La fiesta y el ocio resultan en este tiempo casi subversivas. Nadie encuentra tiempo para la contemplación y la reflexión a que lleva el ocio y, con frecuencia, preparar y disfrutar las fiestas es sólo una parte del vértigo del activismo.
La necesidad del hombre de festejar debe ser una reminiscencia infantil, una vacuna contra la seriedad, algo que nos libera; relajarse, bailar, reir, vienen muy bien contra la celeridad del mundo actual. Esa celeridad que empezó como algo positivo, una búsqueda del progreso, de alcanzar metas, llegar más lejos, ahora es una inercia difícil de parar, muchas veces angustiosa y sin sentido.

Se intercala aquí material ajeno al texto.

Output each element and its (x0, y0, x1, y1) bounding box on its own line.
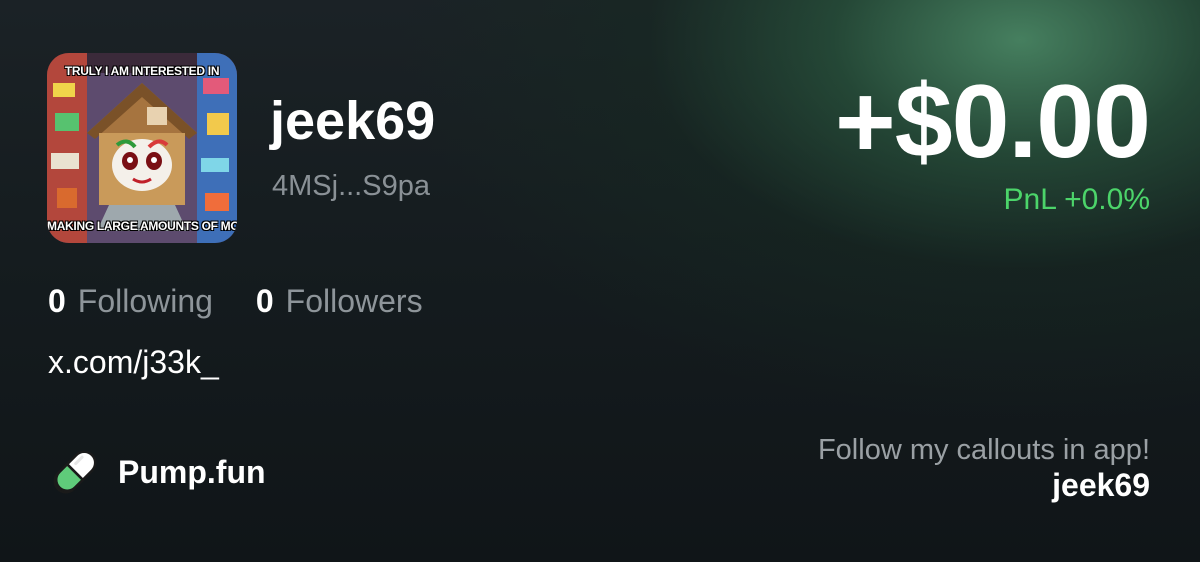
brand-name: Pump.fun (118, 453, 266, 490)
avatar-caption-bottom: MAKING LARGE AMOUNTS OF MONEY (47, 219, 237, 233)
wallet-address[interactable]: 4MSj...S9pa (272, 172, 430, 201)
cta-username[interactable]: jeek69 (818, 467, 1150, 504)
follow-stats: 0 Following 0 Followers (48, 285, 423, 317)
following-count: 0 (48, 283, 66, 319)
pnl-value: +$0.00 (835, 64, 1151, 180)
pill-icon (53, 450, 97, 494)
meme-avatar-image (47, 53, 237, 243)
following-stat[interactable]: 0 Following (48, 285, 213, 317)
followers-count: 0 (255, 283, 274, 319)
cta-text: Follow my callouts in app! (817, 434, 1150, 466)
username: jeek69 (270, 91, 436, 151)
pnl-percent: PnL +0.0% (1003, 183, 1151, 216)
social-link[interactable]: x.com/j33k_ (48, 346, 219, 378)
following-label: Following (77, 283, 213, 319)
avatar-caption-top: TRULY I AM INTERESTED IN (64, 64, 220, 78)
brand: Pump.fun (48, 445, 266, 499)
followers-stat[interactable]: 0 Followers (256, 285, 423, 317)
pnl-share-card: TRULY I AM INTERESTED IN MAKING LARGE AM… (0, 0, 1200, 562)
followers-label: Followers (285, 283, 423, 319)
avatar: TRULY I AM INTERESTED IN MAKING LARGE AM… (47, 53, 237, 243)
callout-cta: Follow my callouts in app! jeek69 (818, 434, 1150, 504)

En la búsqueda del futuro se nos escurre el presente y con frecuencia agotamos las fuerzas persiguiendo un fin que siempre está un poco más adelante.

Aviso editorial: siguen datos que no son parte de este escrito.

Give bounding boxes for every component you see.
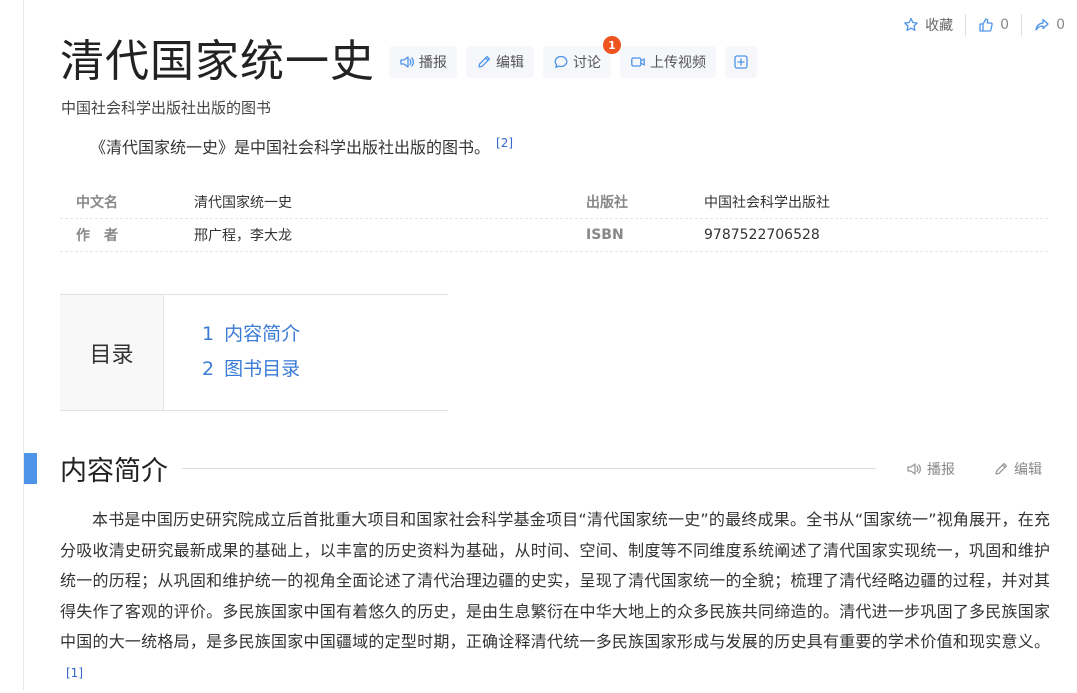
like-count: 0 xyxy=(1000,17,1010,33)
section-read-aloud-button[interactable]: 播报 xyxy=(906,459,955,479)
info-row: 中文名 清代国家统一史 出版社 中国社会科学出版社 xyxy=(60,186,1048,219)
thumbs-up-icon xyxy=(979,18,993,32)
info-row: 作 者 邢广程，李大龙 ISBN 9787522706528 xyxy=(60,219,1048,252)
video-camera-icon xyxy=(631,57,645,67)
like-button[interactable]: 0 xyxy=(965,14,1021,36)
favorite-button[interactable]: 收藏 xyxy=(891,14,965,36)
discuss-button[interactable]: 讨论 1 xyxy=(543,36,621,78)
upload-video-button[interactable]: 上传视频 xyxy=(620,46,716,78)
info-value: 9787522706528 xyxy=(704,227,820,243)
section-divider xyxy=(182,468,876,469)
lemma-summary: 《清代国家统一史》是中国社会科学出版社出版的图书。 [2] xyxy=(90,134,513,158)
pencil-icon xyxy=(478,55,491,68)
info-value: 邢广程，李大龙 xyxy=(194,228,292,244)
title-row: 清代国家统一史 播报 编辑 讨论 1 上传视频 xyxy=(60,36,766,88)
section-edit-button[interactable]: 编辑 xyxy=(993,459,1042,479)
toc-item-label: 内容简介 xyxy=(224,323,301,345)
upload-video-label: 上传视频 xyxy=(650,55,706,71)
info-value: 清代国家统一史 xyxy=(194,195,292,211)
section-paragraph: 本书是中国历史研究院成立后首批重大项目和国家社会科学基金项目“清代国家统一史”的… xyxy=(60,505,1050,693)
toc-item-number: 1 xyxy=(202,323,215,345)
edit-label: 编辑 xyxy=(496,55,524,71)
pencil-icon xyxy=(995,462,1008,475)
summary-reference-link[interactable]: [2] xyxy=(496,136,513,150)
info-key: ISBN xyxy=(586,227,624,243)
paragraph-reference-link[interactable]: [1] xyxy=(66,666,83,680)
share-icon xyxy=(1035,18,1049,31)
speaker-icon xyxy=(400,56,414,68)
share-button[interactable]: 0 xyxy=(1021,14,1077,36)
star-icon xyxy=(904,17,919,31)
toc-item-number: 2 xyxy=(202,358,215,380)
add-button[interactable] xyxy=(725,46,757,78)
discuss-label: 讨论 xyxy=(573,55,601,71)
section-accent-bar xyxy=(24,453,37,484)
favorite-label: 收藏 xyxy=(925,18,954,34)
section-title: 内容简介 xyxy=(60,456,168,487)
discuss-count-badge: 1 xyxy=(603,36,621,54)
toc-item-content-intro[interactable]: 1 内容简介 xyxy=(202,317,300,352)
info-key: 作 者 xyxy=(76,228,118,244)
read-aloud-button[interactable]: 播报 xyxy=(389,46,457,78)
table-of-contents: 目录 1 内容简介 2 图书目录 xyxy=(60,294,448,411)
toc-item-book-contents[interactable]: 2 图书目录 xyxy=(202,352,300,387)
info-key: 中文名 xyxy=(76,195,118,211)
top-stats: 收藏 0 0 xyxy=(891,14,1077,36)
section-edit-label: 编辑 xyxy=(1014,462,1042,478)
basic-info-box: 中文名 清代国家统一史 出版社 中国社会科学出版社 作 者 邢广程，李大龙 IS… xyxy=(60,186,1048,252)
read-aloud-label: 播报 xyxy=(419,55,447,71)
section-read-aloud-label: 播报 xyxy=(927,462,955,478)
speaker-icon xyxy=(907,463,921,475)
left-border xyxy=(23,0,24,690)
page-subtitle: 中国社会科学出版社出版的图书 xyxy=(61,99,272,117)
info-key: 出版社 xyxy=(586,195,628,211)
info-value: 中国社会科学出版社 xyxy=(704,195,830,211)
chat-bubble-icon xyxy=(554,55,568,69)
summary-text: 《清代国家统一史》是中国社会科学出版社出版的图书。 xyxy=(90,138,491,157)
edit-button[interactable]: 编辑 xyxy=(466,46,534,78)
toc-item-label: 图书目录 xyxy=(224,358,301,380)
share-count: 0 xyxy=(1056,17,1065,33)
page-title: 清代国家统一史 xyxy=(60,36,375,87)
plus-square-icon xyxy=(734,55,748,69)
paragraph-text: 本书是中国历史研究院成立后首批重大项目和国家社会科学基金项目“清代国家统一史”的… xyxy=(60,510,1050,651)
toc-list: 1 内容简介 2 图书目录 xyxy=(164,295,300,410)
toc-label: 目录 xyxy=(60,295,164,410)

Romper esa veloz cadena con el ocio y con la fiesta resulta necesario para que la velocidad no estalle tras haberse hecho insoportable. Se pueden ver como una fuga, una romántica aventura que devuelven frescura, sentido y alegría a la vida El deseo de detenernos para reflexionar o para alegrarnos con otros es una especie de instinto, da al hombre la posibilidad de ser vitalista y soñador.

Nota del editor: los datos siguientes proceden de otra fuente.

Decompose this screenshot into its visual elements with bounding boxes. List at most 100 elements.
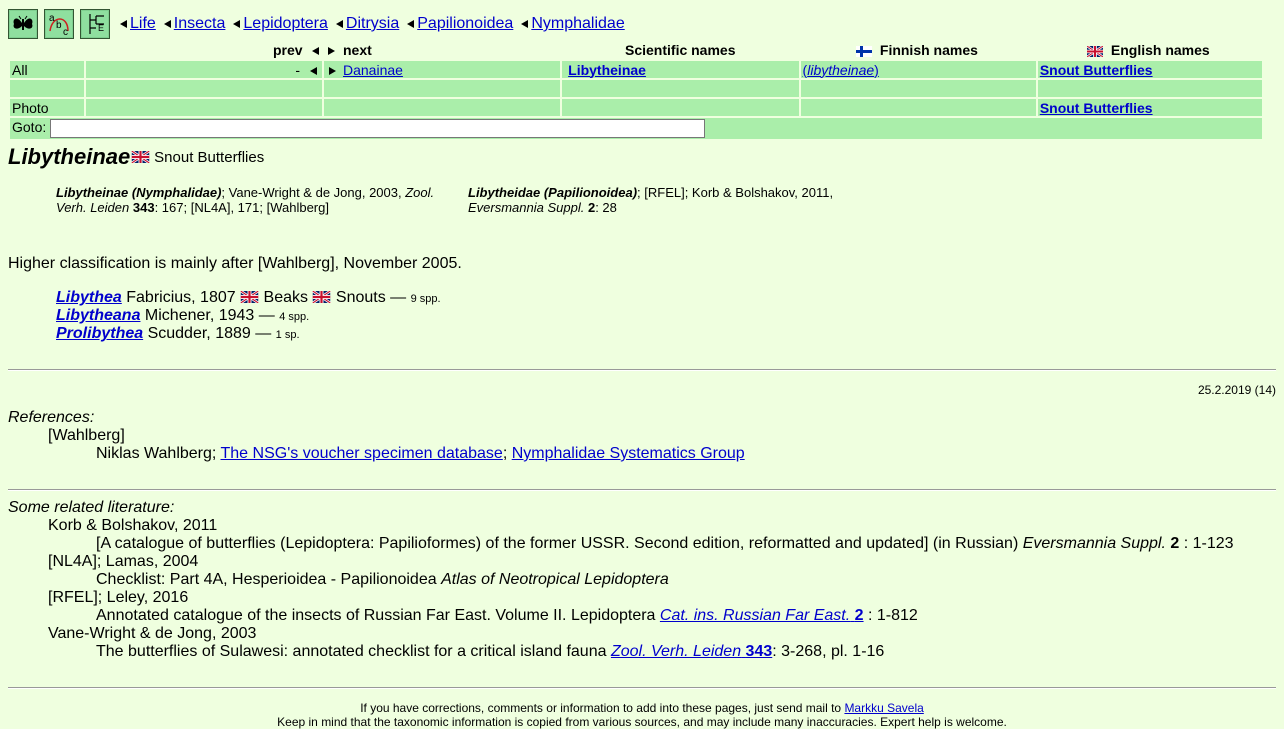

¿Alguien tiene algo que festejar? Los mexicanos somos -qué duda cabe- afectos y muchas veces expertos en el festejo. La fiesta mexicana, ya sea de origen religioso, civil o particular suele ser auténtica, es una buena válvula de escape para la presión y el estrés, provoca la alegría y ayuda a la salud mental. En cambio la reflexión se nos da menos, para navegar por pensamientos propios y ajenos hay que rescatar la serenidad, la lentitud, el contacto con la naturaleza.
Vale la pena desarrollar una estrategia de resistencia para la implacable corrosión de la vida y de la sensibilidad que provocan la prisa y el trabajar sin sentido. El ocio y la fiesta pueden ser dos buenos instrumentos.